The question of whether the penalty is a tax (or merely a penalty) is important because Congress has, of course, been permitted to tax to fund Medicare and Medicaid, so the courts would almost certainly permit Congress to tax to fund ObamaCare. With that said, Thomas Jefferson and Marshall’s right-hand man, Justice Joseph Story — who often disagreed with one another — agreed that the power to tax is constitutionally limited to providing revenue to carry into effect one or more of the enumerated powers to follow, and cannot reasonably be read as a power to provide for the general welfare in ways that exceed those enumerated powers. Story approvingly quoted Jefferson, who wrote that to sever the power to tax from the enumerated powers to follow, “would render all the preceding and subsequent enumerations of power completely useless.” But the Court has long upheld the broader reading to which Jefferson and Story objected, and that meaning, now firmly established as precedent, is not likely to be revisited.
However, if the penalty is not, in fact, a tax — as President Obama has publicly insisted — then the penalty’s (and hence the mandate’s) constitutional legitimacy couldn’t be upheld under the power to tax and would have to rely on Congress’s power to regulate interstate commerce. In addition to the question of whether compelling someone to buy health insurance is really a matter of interstate commerce, this begs the larger question, never decided prior to ObamaCare: Can Congress’s power to regulate commerce reasonably be read as a power to require commerce — and then to regulate the resulting compulsory commerce?
In his ruling, Judge Vinson doesn’t attempt to provide the answer to this question. He writes, “In this order, I have not attempted to determine whether the line between Constitutional and extraconstitutional government has been crossed. That will be decided on the basis of the parties’ expected motions for summary judgment.” Instead, he explains, “the plaintiffs have at least stated a plausible claim that the line has been crossed” — which is the standard that they needed to meet for the case to go forward.
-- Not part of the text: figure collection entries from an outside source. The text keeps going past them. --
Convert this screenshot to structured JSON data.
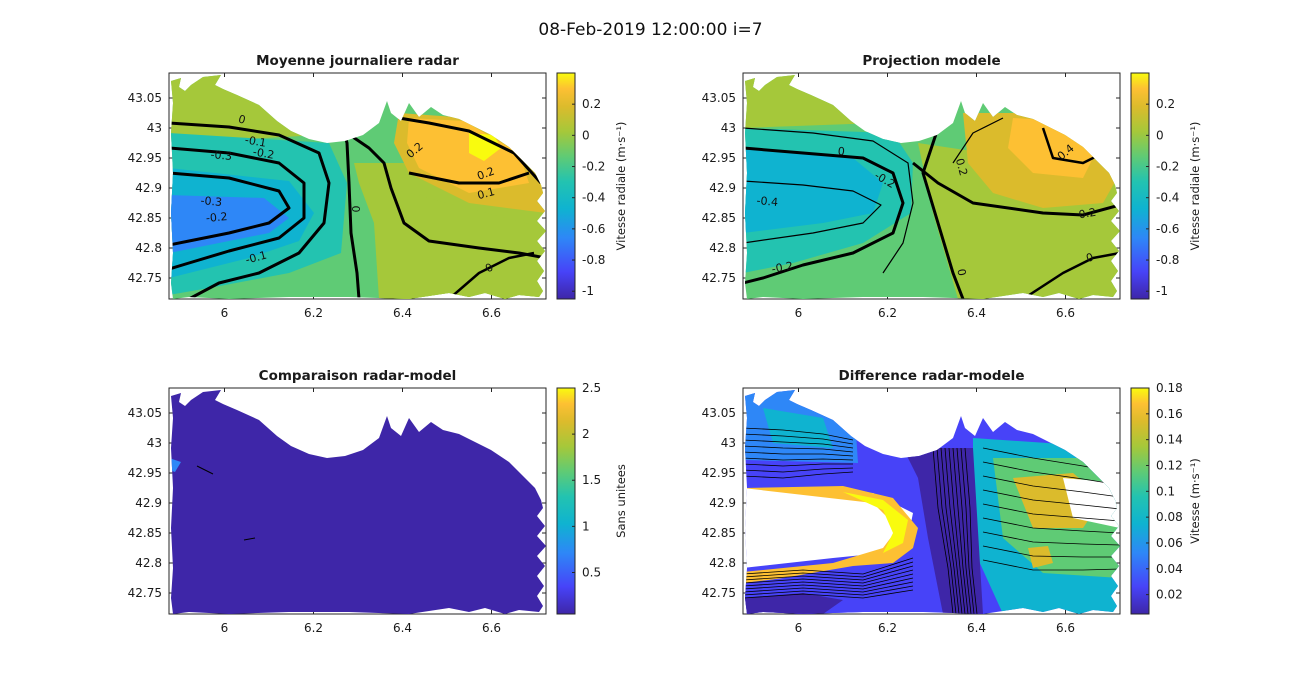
{
  "figure": {
    "suptitle": "08-Feb-2019 12:00:00 i=7"
  },
  "colormap": [
    "#3e26a8",
    "#4743f8",
    "#2e87f7",
    "#0fb3d0",
    "#23c3b0",
    "#5fcb75",
    "#a5c83a",
    "#dbbb2c",
    "#fdc033",
    "#f9fb0e"
  ],
  "chart_data": [
    {
      "type": "heatmap",
      "title": "Moyenne journaliere radar",
      "xlim": [
        5.88,
        6.72
      ],
      "ylim": [
        42.72,
        43.09
      ],
      "xticks": [
        "6",
        "6.2",
        "6.4",
        "6.6"
      ],
      "yticks": [
        "42.75",
        "42.8",
        "42.85",
        "42.9",
        "42.95",
        "43",
        "43.05"
      ],
      "colorbar": {
        "label": "Vitesse radiale (m·s⁻¹)",
        "range": [
          -1.05,
          0.4
        ],
        "ticks": [
          "0.2",
          "0",
          "-0.2",
          "-0.4",
          "-0.6",
          "-0.8",
          "-1"
        ]
      },
      "contour_labels": [
        "0",
        "-0.1",
        "-0.2",
        "-0.3",
        "-0.3",
        "-0.2",
        "-0.1",
        "0",
        "0.2",
        "0.2",
        "0.1",
        "0"
      ]
    },
    {
      "type": "heatmap",
      "title": "Projection modele",
      "xlim": [
        5.88,
        6.72
      ],
      "ylim": [
        42.72,
        43.09
      ],
      "xticks": [
        "6",
        "6.2",
        "6.4",
        "6.6"
      ],
      "yticks": [
        "42.75",
        "42.8",
        "42.85",
        "42.9",
        "42.95",
        "43",
        "43.05"
      ],
      "colorbar": {
        "label": "Vitesse radiale (m·s⁻¹)",
        "range": [
          -1.05,
          0.4
        ],
        "ticks": [
          "0.2",
          "0",
          "-0.2",
          "-0.4",
          "-0.6",
          "-0.8",
          "-1"
        ]
      },
      "contour_labels": [
        "0",
        "-0.2",
        "-0.4",
        "-0.2",
        "0",
        "0.2",
        "0",
        "0.2",
        "0.4"
      ]
    },
    {
      "type": "heatmap",
      "title": "Comparaison radar-model",
      "xlim": [
        5.88,
        6.72
      ],
      "ylim": [
        42.72,
        43.09
      ],
      "xticks": [
        "6",
        "6.2",
        "6.4",
        "6.6"
      ],
      "yticks": [
        "42.75",
        "42.8",
        "42.85",
        "42.9",
        "42.95",
        "43",
        "43.05"
      ],
      "colorbar": {
        "label": "Sans unitees",
        "range": [
          0.05,
          2.5
        ],
        "ticks": [
          "2.5",
          "2",
          "1.5",
          "1",
          "0.5"
        ]
      },
      "contour_labels": []
    },
    {
      "type": "heatmap",
      "title": "Difference radar-modele",
      "xlim": [
        5.88,
        6.72
      ],
      "ylim": [
        42.72,
        43.09
      ],
      "xticks": [
        "6",
        "6.2",
        "6.4",
        "6.6"
      ],
      "yticks": [
        "42.75",
        "42.8",
        "42.85",
        "42.9",
        "42.95",
        "43",
        "43.05"
      ],
      "colorbar": {
        "label": "Vitesse (m·s⁻¹)",
        "range": [
          0.005,
          0.18
        ],
        "ticks": [
          "0.18",
          "0.16",
          "0.14",
          "0.12",
          "0.1",
          "0.08",
          "0.06",
          "0.04",
          "0.02"
        ]
      },
      "contour_labels": []
    }
  ]
}
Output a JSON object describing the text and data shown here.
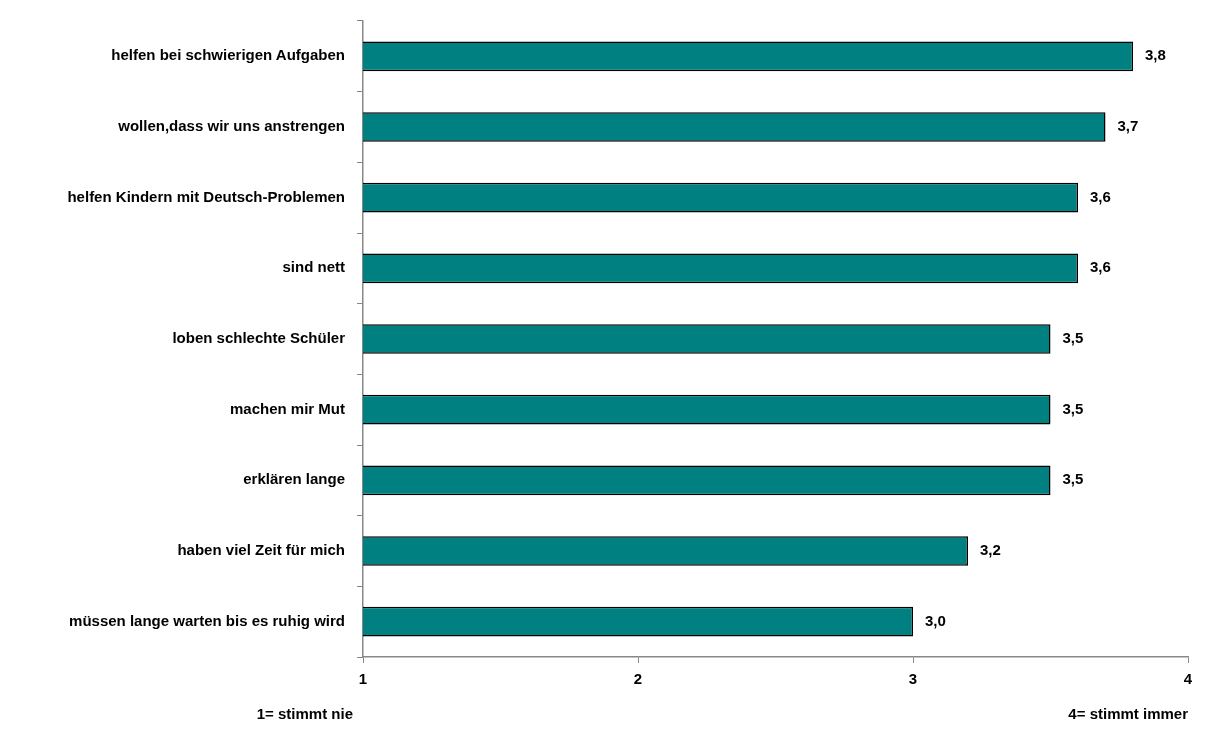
{
  "chart_data": {
    "type": "bar",
    "orientation": "horizontal",
    "categories": [
      "helfen bei schwierigen Aufgaben",
      "wollen,dass wir uns anstrengen",
      "helfen Kindern mit Deutsch-Problemen",
      "sind nett",
      "loben schlechte Schüler",
      "machen mir Mut",
      "erklären lange",
      "haben viel Zeit für mich",
      "müssen lange warten bis es ruhig wird"
    ],
    "values": [
      3.8,
      3.7,
      3.6,
      3.6,
      3.5,
      3.5,
      3.5,
      3.2,
      3.0
    ],
    "value_labels": [
      "3,8",
      "3,7",
      "3,6",
      "3,6",
      "3,5",
      "3,5",
      "3,5",
      "3,2",
      "3,0"
    ],
    "color": "#008080",
    "xlim": [
      1,
      4
    ],
    "xticks": [
      1,
      2,
      3,
      4
    ],
    "grid": false,
    "legend": false,
    "annotations": [
      "1= stimmt nie",
      "4= stimmt immer"
    ]
  }
}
Refreshingly, Judge Vinson (a Reagan appointee) adds, “For purposes of this case, it matters not whether the Act is wise or unwise, or whether it will positively or negatively impact healthcare and the economy. … My review of the statute is not to question or second guess the wisdom, motives, or methods of Congress. I am only charged with deciding if the Act is Constitutional.” He then favorably quotes Justice Stone’s dissent in U.S. v. Butler (1936): “For the removal of unwise laws from the statute books appeal lies, not to the courts, but to the ballot and to the processes of democratic government.”
In that vein, the latest Rasmussen poll shows that, as we approach the midterm elections, likely voters support repeal by a margin of 16 points (55 to 39 percent), independents support it by 20 points (56 to 36 percent), and even one-third of Democrats support it.
In other words, the courts aren’t the only ones who will soon be rendering a verdict on ObamaCare.